IDC projects worldwide revenues from augmented (AR) and virtual (VR) reality growing from $5.2 billion this year to more than $162 billion in 2020. This represents a CAGR of 181.3% over the five-year period.
“[T]he consumer market is primed for new paid and user-generated content-driven experiences,” said Chris Chute of IDC, referring to the ability of many modern smartphones to show VR content. In addition, AR is seeing increasing use in healthcare applications. IDC expects AR to be used in many other industries in the coming years, including education, logistics and manufacturing.
“The rise of new, less expensive hardware will put virtual and augmented reality technology within the grasp of a growing numbers of companies and individuals,” said Tom Mainelli, IDC VP. However, applications and services will be important in dictating what can be done with it. IDC forecasts new experiences being developed that will “fundamentally change the way many of us do work.”
Sales of AR and VR devices will generate more than 50% of AR/VR revenue through the forecast period.
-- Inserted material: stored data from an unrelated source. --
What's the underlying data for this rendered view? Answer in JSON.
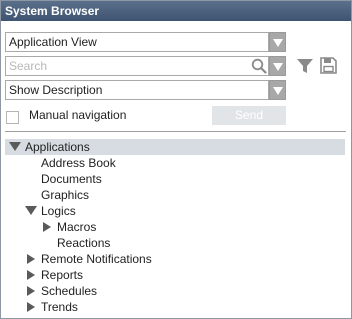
{
  "window": {
    "title": "System Browser"
  },
  "view_select": {
    "value": "Application View"
  },
  "search": {
    "placeholder": "Search",
    "value": ""
  },
  "description_select": {
    "value": "Show Description"
  },
  "manual_navigation": {
    "label": "Manual navigation",
    "checked": false
  },
  "send_button": {
    "label": "Send",
    "enabled": false
  },
  "tree": {
    "root": {
      "label": "Applications",
      "expanded": true,
      "selected": true
    },
    "items": [
      {
        "label": "Address Book"
      },
      {
        "label": "Documents"
      },
      {
        "label": "Graphics"
      },
      {
        "label": "Logics",
        "expanded": true
      },
      {
        "label": "Macros",
        "expanded": false
      },
      {
        "label": "Reactions"
      },
      {
        "label": "Remote Notifications",
        "expanded": false
      },
      {
        "label": "Reports",
        "expanded": false
      },
      {
        "label": "Schedules",
        "expanded": false
      },
      {
        "label": "Trends",
        "expanded": false
      }
    ]
  },
  "icons": {
    "search": "magnifier-icon",
    "search_dropdown": "chevron-down-icon",
    "filter": "filter-funnel-icon",
    "save": "floppy-disk-icon"
  },
  "colors": {
    "titlebar": "#4a5f7c",
    "selection": "#d7dce2",
    "icon_gray": "#8a8a8a",
    "send_disabled": "#e2e5e8"
  }
}
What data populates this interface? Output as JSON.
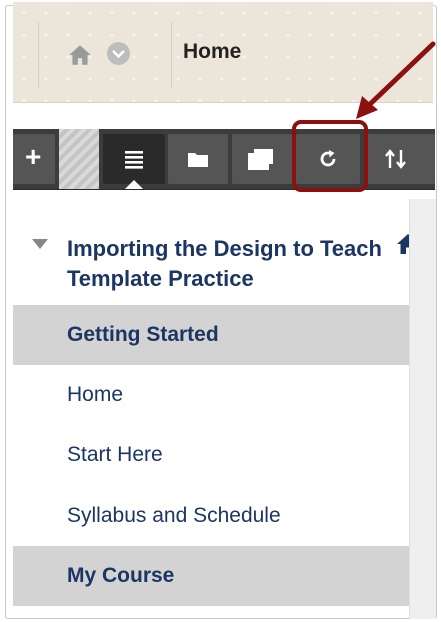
{
  "breadcrumb": {
    "home_label": "Home",
    "home_icon": "home-icon",
    "menu_icon": "chevron-down-icon"
  },
  "toolbar": {
    "buttons": [
      {
        "name": "add-menu-item-button",
        "icon": "plus-icon",
        "glyph": "+"
      },
      {
        "name": "course-menu-view-button",
        "icon": "list-icon",
        "glyph": "≣",
        "active": true
      },
      {
        "name": "folder-view-button",
        "icon": "folder-icon"
      },
      {
        "name": "new-window-button",
        "icon": "window-icon"
      },
      {
        "name": "refresh-button",
        "icon": "refresh-icon",
        "glyph": "↻",
        "highlighted": true
      },
      {
        "name": "reorder-button",
        "icon": "sort-arrows-icon",
        "glyph": "⇅"
      }
    ]
  },
  "course": {
    "title": "Importing the Design to Teach Template Practice",
    "title_icon": "home-icon"
  },
  "menu": {
    "items": [
      {
        "label": "Getting Started",
        "type": "header"
      },
      {
        "label": "Home",
        "type": "link"
      },
      {
        "label": "Start Here",
        "type": "link"
      },
      {
        "label": "Syllabus and Schedule",
        "type": "link"
      },
      {
        "label": "My Course",
        "type": "header"
      }
    ]
  },
  "colors": {
    "course_text": "#1c3664",
    "annotation": "#8b1111",
    "toolbar": "#3c3c3c"
  }
}
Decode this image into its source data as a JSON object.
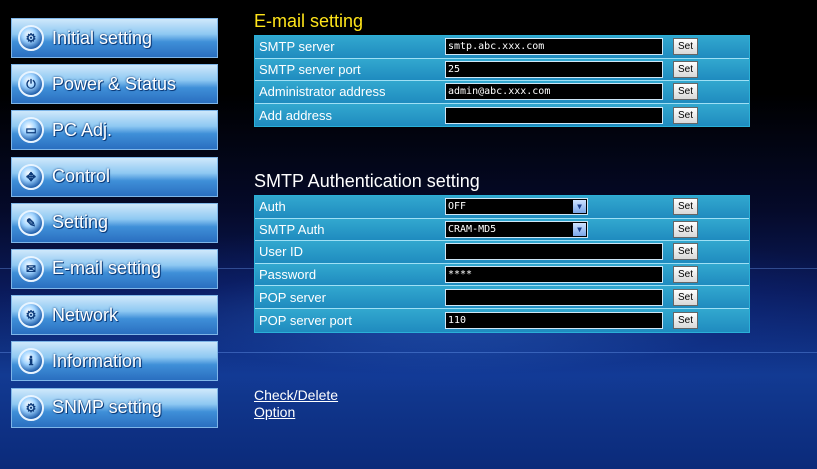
{
  "sidebar": {
    "items": [
      {
        "label": "Initial setting",
        "icon": "gear-icon",
        "glyph": "⚙"
      },
      {
        "label": "Power & Status",
        "icon": "power-icon",
        "glyph": "⏻"
      },
      {
        "label": "PC Adj.",
        "icon": "monitor-icon",
        "glyph": "▭"
      },
      {
        "label": "Control",
        "icon": "dpad-icon",
        "glyph": "✥"
      },
      {
        "label": "Setting",
        "icon": "wrench-icon",
        "glyph": "✎"
      },
      {
        "label": "E-mail setting",
        "icon": "envelope-icon",
        "glyph": "✉"
      },
      {
        "label": "Network",
        "icon": "network-icon",
        "glyph": "⚙"
      },
      {
        "label": "Information",
        "icon": "info-icon",
        "glyph": "ℹ"
      },
      {
        "label": "SNMP setting",
        "icon": "snmp-icon",
        "glyph": "⚙"
      }
    ]
  },
  "email": {
    "title": "E-mail setting",
    "rows": [
      {
        "label": "SMTP server",
        "value": "smtp.abc.xxx.com"
      },
      {
        "label": "SMTP server port",
        "value": "25"
      },
      {
        "label": "Administrator address",
        "value": "admin@abc.xxx.com"
      },
      {
        "label": "Add address",
        "value": ""
      }
    ]
  },
  "auth": {
    "title": "SMTP Authentication setting",
    "rows": [
      {
        "label": "Auth",
        "type": "select",
        "value": "OFF"
      },
      {
        "label": "SMTP Auth",
        "type": "select",
        "value": "CRAM-MD5"
      },
      {
        "label": "User ID",
        "type": "text",
        "value": ""
      },
      {
        "label": "Password",
        "type": "text",
        "value": "****"
      },
      {
        "label": "POP server",
        "type": "text",
        "value": ""
      },
      {
        "label": "POP server port",
        "type": "text",
        "value": "110"
      }
    ]
  },
  "set_label": "Set",
  "links": {
    "check_delete": "Check/Delete",
    "option": "Option"
  },
  "colors": {
    "title_email": "#ffe41a",
    "row_bg": "#1f8bbf",
    "sidebar_btn": "#3f8fd8"
  }
}
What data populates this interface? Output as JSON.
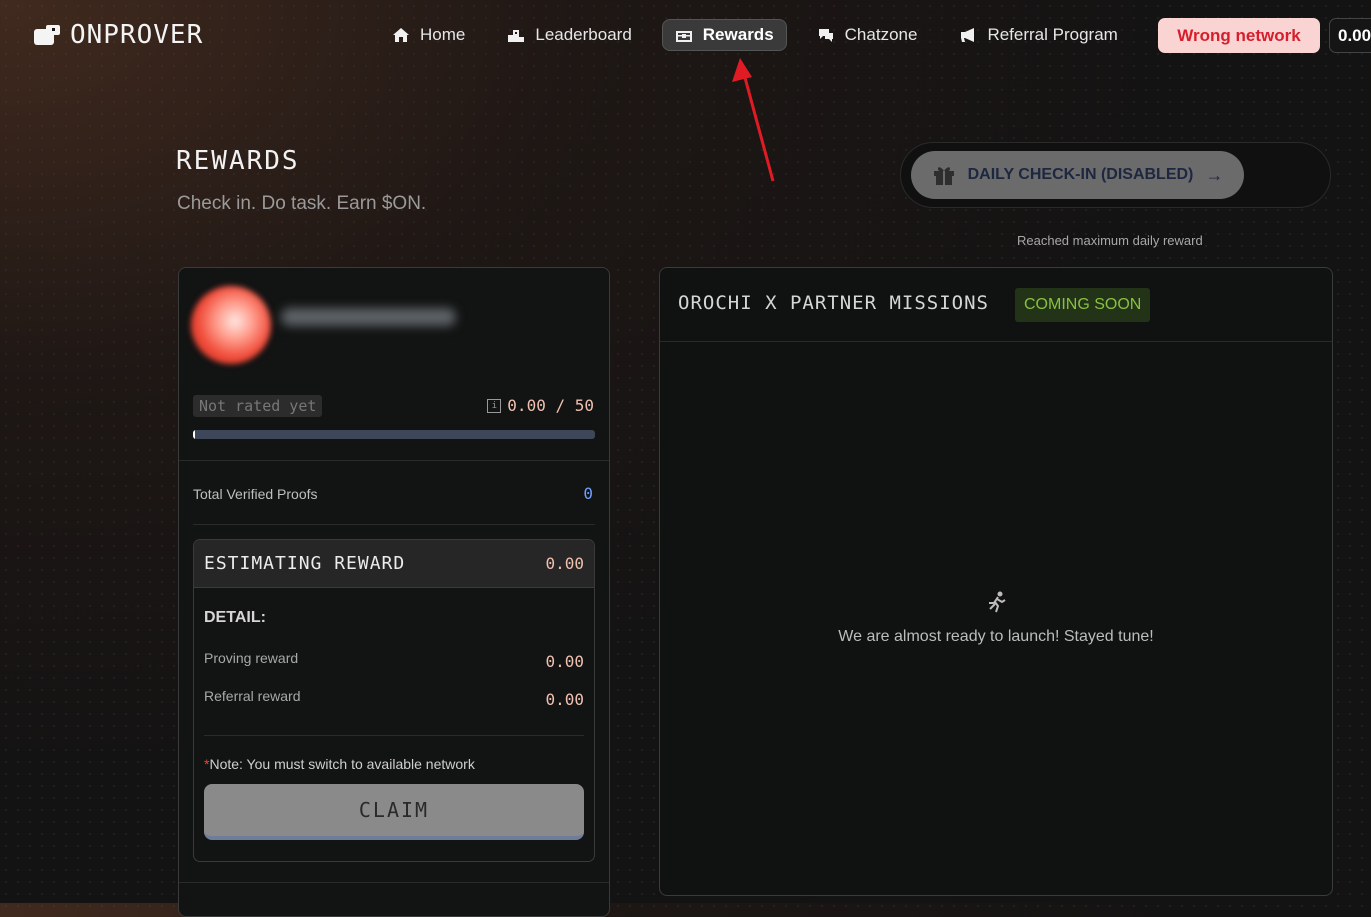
{
  "nav": {
    "logo": "ONPROVER",
    "items": [
      {
        "label": "Home",
        "icon": "home-icon"
      },
      {
        "label": "Leaderboard",
        "icon": "podium-icon"
      },
      {
        "label": "Rewards",
        "icon": "treasure-chest-icon",
        "active": true
      },
      {
        "label": "Chatzone",
        "icon": "chat-icon"
      },
      {
        "label": "Referral Program",
        "icon": "megaphone-icon"
      }
    ],
    "wrong_network": "Wrong network",
    "balance": "0.00"
  },
  "header": {
    "title": "REWARDS",
    "subtitle": "Check in. Do task. Earn $ON.",
    "checkin_label": "DAILY CHECK-IN (DISABLED)",
    "checkin_note": "Reached maximum daily reward"
  },
  "profile": {
    "rating": "Not rated yet",
    "score": "0.00 / 50",
    "progress_fraction": 0.005,
    "total_proofs_label": "Total Verified Proofs",
    "total_proofs_value": "0"
  },
  "estimate": {
    "title": "ESTIMATING REWARD",
    "total": "0.00",
    "detail_label": "DETAIL:",
    "proving_label": "Proving reward",
    "proving_value": "0.00",
    "referral_label": "Referral reward",
    "referral_value": "0.00",
    "note_star": "*",
    "note": "Note: You must switch to available network",
    "claim_label": "CLAIM"
  },
  "missions": {
    "title": "OROCHI X PARTNER MISSIONS",
    "badge": "COMING SOON",
    "message": "We are almost ready to launch! Stayed tune!"
  },
  "colors": {
    "accent_red": "#d61f2c",
    "badge_green": "#88c040",
    "value_peach": "#f0c0b0"
  }
}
Software revenues will begin quickly – growing more than 200% YoY in 2016 – but will be overtaken by services revenue in the middle of the forecast.
IDC expects VR revenues to be greater than AR revenues in 2016 and 2017 – largely due to consumer adoption. AR will surge ahead after 2017, however, hitting ‘critical mass’ in healthcare delivery and product design and management-related use cases.
Regionally, APACxJ, the USA and Western Europe will represent 75% of worldwide AR/VR revenues. They will be roughly equal in 2016, but the USA is expected to pull well ahead of the other regions by 2020. However, every region is expected to see growth of more than 100% through the forecast period, due to the newness of the technologies.